Born in Riga, Latvia in 1938, Vija’s family moved to Germany in 1944 where they settled in a Latvian refugee camp near Esslinger. The Celmins family then immigrated to the United States and made their home in Indianapolis, in 1948.

Vija studied at the John Herron Art Institute in Indianapolis, from 1955 to 1962, making trips to New York City to see the work of the Abstract Expressionists. It was during the summer of 1961, while attending summer school at Yale University, that Celmins decided to become a painter. She moved to California, in 1963, to study at the University of California, Los Angeles where she received a Master's Degree in Fine Art. Immediately following graduation, she became a painting and drawing instructor at UCLA for one year.


Her style was transformed in California; she rejected the ideas of the New York School of artists and began to focus on the simplicity of her subject. Everyday objects that were present in her living environment became her subjects; early works were based on items such as a comb, a lamp and a hotplate. Celmins was now interested in the process, not the meaning of the object. Her artwork developed out of her desire to communicate the artistic process, presenting elements of pop art as well as photo-realism.
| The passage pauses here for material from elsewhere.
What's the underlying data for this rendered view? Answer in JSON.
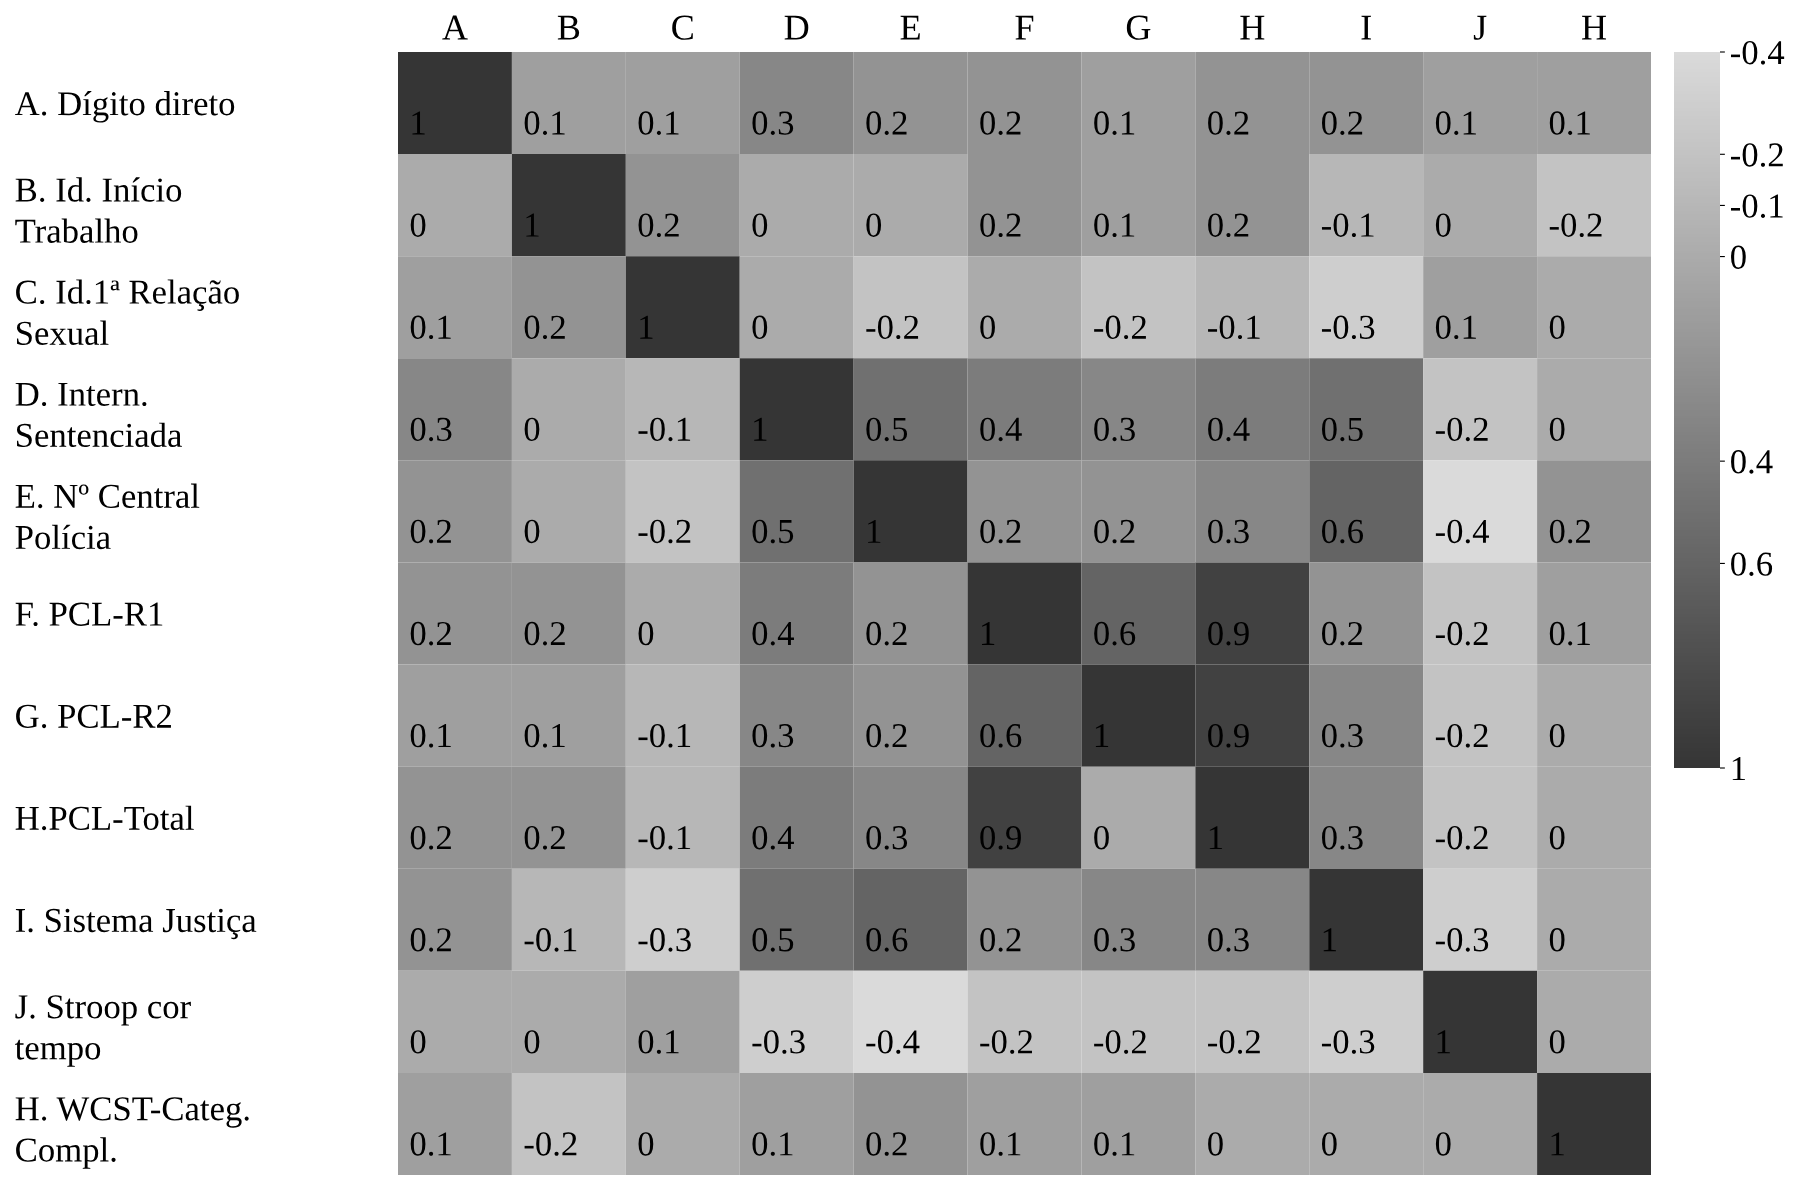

Her enthusiasm for photo-realism is evidenced in her paintings of the 1960’s - working from photographs she took while driving to work or walking along the beach near her home in Venice, California, where she lived between 1962 and 1980. Vija continued formal training in art attending the University of California, Irvine (1967-1972), and the California Institute of the Arts in Valencia, California (1976-1977). Her ocean photographs inspired a new format for Celmins, as she began to create graphite and acrylic drawings that examined the construction of the waves, in her paintings she recreated the waves through layers of paint and small marks plotted carefully to imitate light and shadow. Celmins also painted desert landscapes and began a series of paintings based on the constellations of the night sky. These were studies in natural space, devoid of color and absent of human life.

Her work has been exhibited at numerous galleries and museums, among them: Dickenson Art Center, University of California Los Angeles, 1965; David Stuart Galleries, Los Angeles 1966; David McKee Gallery, New York 1983, 1988, 1992; and the Institute of Contemporary Art, Philadelphia 1992-1994.